Challenges and Solutions in RLHF
One of the major challenges in RLHF is reward hacking, where the policy learns to exploit the reward model in unintended ways rather than actually improving response quality. For example, the policy might learn to generate very long responses if the reward model happens to favor length, or it might learn to use certain phrases that the reward model associates with high scores, even if those phrases don't actually improve the response quality. The KL penalty helps mitigate this by keeping the policy close to the reference model, which was trained to generate good responses through supervised learning. Additionally, careful design of the reward model and regular monitoring of policy behavior can help detect and prevent reward hacking.
Another challenge is distribution shift, where the policy generates responses that are different from the distribution of responses the reward model was trained on. This can cause the reward model to make inaccurate predictions, leading to poor learning signals. This is addressed by periodically retraining the reward model on data that includes responses from the current policy, ensuring that the reward model stays calibrated to the policy's output distribution. Some implementations also use on-policy data collection, where the reward model is continuously updated as new policy responses are generated.
Mode collapse is another concern, where the policy converges to generating a limited set of responses rather than maintaining diversity. This can happen if the reward model consistently favors certain response patterns, causing the policy to over-optimize for those patterns. The KL penalty helps here as well, by encouraging the policy to maintain the diversity of the reference model. Additionally, some implementations include an entropy bonus that explicitly encourages diversity in the policy's output distribution.

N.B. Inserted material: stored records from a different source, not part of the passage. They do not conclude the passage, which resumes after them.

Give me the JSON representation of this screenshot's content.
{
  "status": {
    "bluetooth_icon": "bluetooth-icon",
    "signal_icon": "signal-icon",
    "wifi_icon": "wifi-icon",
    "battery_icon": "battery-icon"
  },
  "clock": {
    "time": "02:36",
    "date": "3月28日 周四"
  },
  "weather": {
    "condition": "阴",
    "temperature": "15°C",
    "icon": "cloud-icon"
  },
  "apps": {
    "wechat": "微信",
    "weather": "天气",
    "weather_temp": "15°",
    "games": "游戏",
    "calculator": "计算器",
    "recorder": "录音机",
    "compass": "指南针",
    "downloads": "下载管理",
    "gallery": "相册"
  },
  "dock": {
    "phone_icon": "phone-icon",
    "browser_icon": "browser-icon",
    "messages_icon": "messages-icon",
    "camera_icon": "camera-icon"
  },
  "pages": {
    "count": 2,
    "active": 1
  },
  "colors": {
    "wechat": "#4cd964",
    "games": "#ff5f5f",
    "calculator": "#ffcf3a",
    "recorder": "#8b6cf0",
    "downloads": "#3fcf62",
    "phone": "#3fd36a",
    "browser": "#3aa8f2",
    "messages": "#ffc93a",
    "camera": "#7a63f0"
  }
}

The computational cost of RLHF is significant, as it requires training multiple models (SFT, reward model, and policy with critic), collecting large amounts of human preference data, and running many iterations of the RL training loop. However, the benefits in terms of model alignment and performance often justify this cost. The key is to design an efficient pipeline that maximizes the value of human feedback while minimizing computational overhead.
Evaluation and Iteration
Evaluating the success of RLHF is challenging because there's no single metric that captures all aspects of alignment. Common evaluation approaches include human evaluation, where humans rate the quality of model responses, automated metrics that measure specific aspects like helpfulness or harmlessness, and red teaming, where experts try to find ways to make the model produce undesirable outputs. The evaluation process is iterative, with the results informing adjustments to the training process, reward model design, and hyperparameters.

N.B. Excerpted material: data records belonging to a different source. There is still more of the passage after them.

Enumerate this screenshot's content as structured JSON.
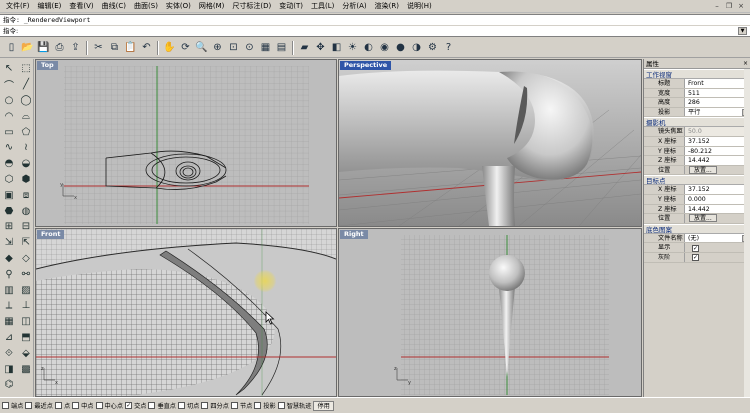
{
  "menu": [
    "文件(F)",
    "编辑(E)",
    "查看(V)",
    "曲线(C)",
    "曲面(S)",
    "实体(O)",
    "网格(M)",
    "尺寸标注(D)",
    "变动(T)",
    "工具(L)",
    "分析(A)",
    "渲染(R)",
    "说明(H)"
  ],
  "command": {
    "history": "指令: _RenderedViewport",
    "prompt": "指令:"
  },
  "toolbar_icons": [
    "new-icon",
    "open-icon",
    "save-icon",
    "print-icon",
    "import-icon",
    "cut-icon",
    "copy-icon",
    "paste-icon",
    "undo-icon",
    "pan-icon",
    "rotate-icon",
    "zoom-icon",
    "zoom-window-icon",
    "zoom-extents-icon",
    "zoom-selected-icon",
    "grid-icon",
    "layout-icon",
    "car-icon",
    "move-icon",
    "layer-icon",
    "light-icon",
    "material-icon",
    "render-icon",
    "sphere-icon",
    "shade-icon",
    "options-icon",
    "help-icon"
  ],
  "viewports": {
    "top": {
      "label": "Top"
    },
    "perspective": {
      "label": "Perspective"
    },
    "front": {
      "label": "Front"
    },
    "right": {
      "label": "Right"
    }
  },
  "properties": {
    "title": "属性",
    "close": "×",
    "viewport_section": "工作视窗",
    "viewport_rows": [
      {
        "key": "标题",
        "value": "Front"
      },
      {
        "key": "宽度",
        "value": "511"
      },
      {
        "key": "高度",
        "value": "286"
      },
      {
        "key": "投影",
        "value": "平行"
      }
    ],
    "camera_section": "摄影机",
    "camera_rows": [
      {
        "key": "镜头焦距",
        "value": "50.0"
      },
      {
        "key": "X 座标",
        "value": "37.152"
      },
      {
        "key": "Y 座标",
        "value": "-80.212"
      },
      {
        "key": "Z 座标",
        "value": "14.442"
      }
    ],
    "camera_position": {
      "key": "位置",
      "button": "放置..."
    },
    "target_section": "目标点",
    "target_rows": [
      {
        "key": "X 座标",
        "value": "37.152"
      },
      {
        "key": "Y 座标",
        "value": "0.000"
      },
      {
        "key": "Z 座标",
        "value": "14.442"
      }
    ],
    "target_position": {
      "key": "位置",
      "button": "放置..."
    },
    "bg_section": "底色图案",
    "bg_rows": [
      {
        "key": "文件名称",
        "value": "(无)"
      },
      {
        "key": "显示",
        "value": "✓"
      },
      {
        "key": "灰阶",
        "value": "✓"
      }
    ]
  },
  "osnap": [
    {
      "label": "端点",
      "checked": false
    },
    {
      "label": "最近点",
      "checked": false
    },
    {
      "label": "点",
      "checked": false
    },
    {
      "label": "中点",
      "checked": false
    },
    {
      "label": "中心点",
      "checked": false
    },
    {
      "label": "交点",
      "checked": true
    },
    {
      "label": "垂直点",
      "checked": false
    },
    {
      "label": "切点",
      "checked": false
    },
    {
      "label": "四分点",
      "checked": false
    },
    {
      "label": "节点",
      "checked": false
    },
    {
      "label": "投影",
      "checked": false
    },
    {
      "label": "智慧轨迹",
      "checked": false
    }
  ],
  "osnap_disable": "停用",
  "colors": {
    "active_label": "#2f55a8",
    "viewport_bg": "#bdbdbd",
    "grid": "#9a9a9a",
    "x_axis": "#b03030",
    "y_axis": "#2f8a2f"
  }
}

The RLHF pipeline is not a one-time process but rather an iterative cycle of improvement. As the model is deployed and used, new data is collected, preferences may evolve, and new issues may be discovered. This requires ongoing monitoring, evaluation, and potentially retraining of various components. The ability to iterate and improve is crucial for maintaining alignment as the model is used in production and as our understanding of what constitutes good alignment evolves.